Future AGI’s evaluation platform can be seamlessly integrated with Langfuse, allowing you to attach evaluation results from our AI Evaluations library directly to your Langfuse traces. This enables you to monitor the performance and quality of your LLM applications within the Langfuse UI, correlating evaluation metrics with specific spans and traces.

How it works

When you call evaluator.evaluate() with the platform="langfuse" parameter inside an active Langfuse span, the evaluation is executed. The results are then automatically attached as scores to that specific span in your Langfuse dashboard.

Usage

1. Installation

Before you begin, install the necessary Python packages:

pip install ai-evaluation fi-instrumentation-otel

2. Setup and Initialization

First, you need to set up your environment by initializing both the Langfuse and Future AGI clients.

import os
from langfuse import Langfuse
from fi.evals import Evaluator


# 1. Initialize Langfuse
langfuse = Langfuse(
  secret_key=os.getenv("LANGFUSE_SECRET_KEY"),
  public_key=os.getenv("LANGFUSE_PUBLIC_KEY"),
  host=os.getenv("LANGFUSE_HOST")
)

# 2. Initialize the Future AGI Evaluator
evaluator = Evaluator(
    fi_api_key=os.getenv("FI_API_KEY"),
    fi_secret_key=os.getenv("FI_SECRET_KEY"),
)

Make sure you have LANGFUSE_SECRET_KEY and LANGFUSE_PUBLIC_KEY and LANGFUSE_HOST in your .env file or pass them as arguments while initializing the Evaluator class

evaluator = Evaluator(
    fi_api_key=os.getenv("FI_API_KEY"),
    fi_secret_key=os.getenv("FI_SECRET_KEY"),
    langfuse_secret_key=os.getenv("LANGFUSE_SECRET_KEY"),
    langfuse_public_key=os.getenv("LANGFUSE_PUBLIC_KEY"),
    langfuse_host=os.getenv("LANGFUSE_HOST")
)

3. Configure and Run Evaluations within a Langfuse Span

To link an evaluation to a specific operation in your code, run the evaluation within the context of a Langfuse span. The evaluation result will be automatically linked to that span.

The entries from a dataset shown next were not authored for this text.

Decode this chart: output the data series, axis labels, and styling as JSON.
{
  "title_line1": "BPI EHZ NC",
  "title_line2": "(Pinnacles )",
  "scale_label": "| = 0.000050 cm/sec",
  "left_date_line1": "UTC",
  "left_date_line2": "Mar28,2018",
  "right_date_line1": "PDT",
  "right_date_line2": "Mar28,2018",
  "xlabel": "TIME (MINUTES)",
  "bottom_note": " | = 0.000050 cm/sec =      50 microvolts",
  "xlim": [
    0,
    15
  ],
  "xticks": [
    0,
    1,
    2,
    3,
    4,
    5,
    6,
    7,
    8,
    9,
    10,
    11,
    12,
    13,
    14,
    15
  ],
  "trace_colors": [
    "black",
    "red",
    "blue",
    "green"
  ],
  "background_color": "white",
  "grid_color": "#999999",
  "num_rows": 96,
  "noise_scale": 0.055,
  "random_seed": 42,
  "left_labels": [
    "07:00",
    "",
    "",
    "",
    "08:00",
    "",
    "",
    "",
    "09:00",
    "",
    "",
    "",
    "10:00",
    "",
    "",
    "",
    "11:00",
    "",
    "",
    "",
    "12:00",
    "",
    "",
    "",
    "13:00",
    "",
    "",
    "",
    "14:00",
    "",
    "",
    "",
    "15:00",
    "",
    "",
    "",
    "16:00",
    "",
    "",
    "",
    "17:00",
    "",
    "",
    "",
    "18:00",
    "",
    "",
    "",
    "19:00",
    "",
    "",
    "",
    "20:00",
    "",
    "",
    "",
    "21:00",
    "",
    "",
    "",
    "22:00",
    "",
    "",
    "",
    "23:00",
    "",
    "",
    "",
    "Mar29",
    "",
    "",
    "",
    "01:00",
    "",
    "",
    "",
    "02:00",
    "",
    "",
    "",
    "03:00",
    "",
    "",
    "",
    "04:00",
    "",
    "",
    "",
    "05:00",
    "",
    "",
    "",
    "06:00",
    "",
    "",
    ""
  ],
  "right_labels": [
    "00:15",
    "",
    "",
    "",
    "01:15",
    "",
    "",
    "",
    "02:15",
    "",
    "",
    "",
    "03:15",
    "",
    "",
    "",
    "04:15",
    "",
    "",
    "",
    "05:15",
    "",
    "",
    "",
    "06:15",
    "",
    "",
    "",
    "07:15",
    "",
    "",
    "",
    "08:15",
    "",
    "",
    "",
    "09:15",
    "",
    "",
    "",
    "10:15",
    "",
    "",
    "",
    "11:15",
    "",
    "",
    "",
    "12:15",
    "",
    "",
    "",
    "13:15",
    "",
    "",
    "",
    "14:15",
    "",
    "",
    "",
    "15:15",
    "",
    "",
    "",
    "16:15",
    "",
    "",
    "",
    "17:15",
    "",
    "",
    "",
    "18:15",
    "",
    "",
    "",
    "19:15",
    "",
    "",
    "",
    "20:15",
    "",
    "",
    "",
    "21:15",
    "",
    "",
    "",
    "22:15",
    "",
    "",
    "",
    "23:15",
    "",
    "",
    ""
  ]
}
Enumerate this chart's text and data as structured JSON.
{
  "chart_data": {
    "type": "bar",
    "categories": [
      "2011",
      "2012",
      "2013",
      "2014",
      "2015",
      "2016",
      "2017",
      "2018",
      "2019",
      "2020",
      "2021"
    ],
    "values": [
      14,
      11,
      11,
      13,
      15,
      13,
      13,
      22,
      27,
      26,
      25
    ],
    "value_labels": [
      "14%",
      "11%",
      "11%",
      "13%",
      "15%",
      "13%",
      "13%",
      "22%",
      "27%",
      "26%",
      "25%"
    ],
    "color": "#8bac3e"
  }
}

In this example, we will run a levenshtein_similarity evaluation.

# Your application logic, e.g. an LLM call
response_from_llm = "this is a sample response."
expected_response = "this is a sample response."

# Start a Langfuse span
with langfuse.start_as_current_span(
    name="OpenAI call",
    input={"user_query": user_query},
) as span:

    response = client.chat.completions.create(
        model="gpt-4o",
        messages=[
            {"role": "user", "content": user_query}
        ]
    )
    
    result = response.choices[0].message.content
    span.update(output={"response": result})

    # Evaluate the tone of the OpenAI response
    evaluator.evaluate(
        eval_templates="tone",
        inputs={
            "input": result
        },
        custom_eval_name="evaluate_tone",
        model_name="turing_large",
        platform="langfuse"
    )

The results will appear as scores for the span in your Langfuse project.

To know more about how to run other evaluations, refer to the evaluations documentation

When calling evaluator.configure_evaluations():

  • platform="langfuse": This essential parameter directs the evaluation results to be sent to Langfuse and linked with the current active span.
  • custom_eval_name: This parameter is required and provides a unique, human-readable name for your evaluation instance. This name will appear on the score in the Langfuse UI, helping you distinguish between different evaluations.
  • eval_config: This dictionary contains the configuration for the evaluation, including the eval_templates to use and the inputs for the evaluation.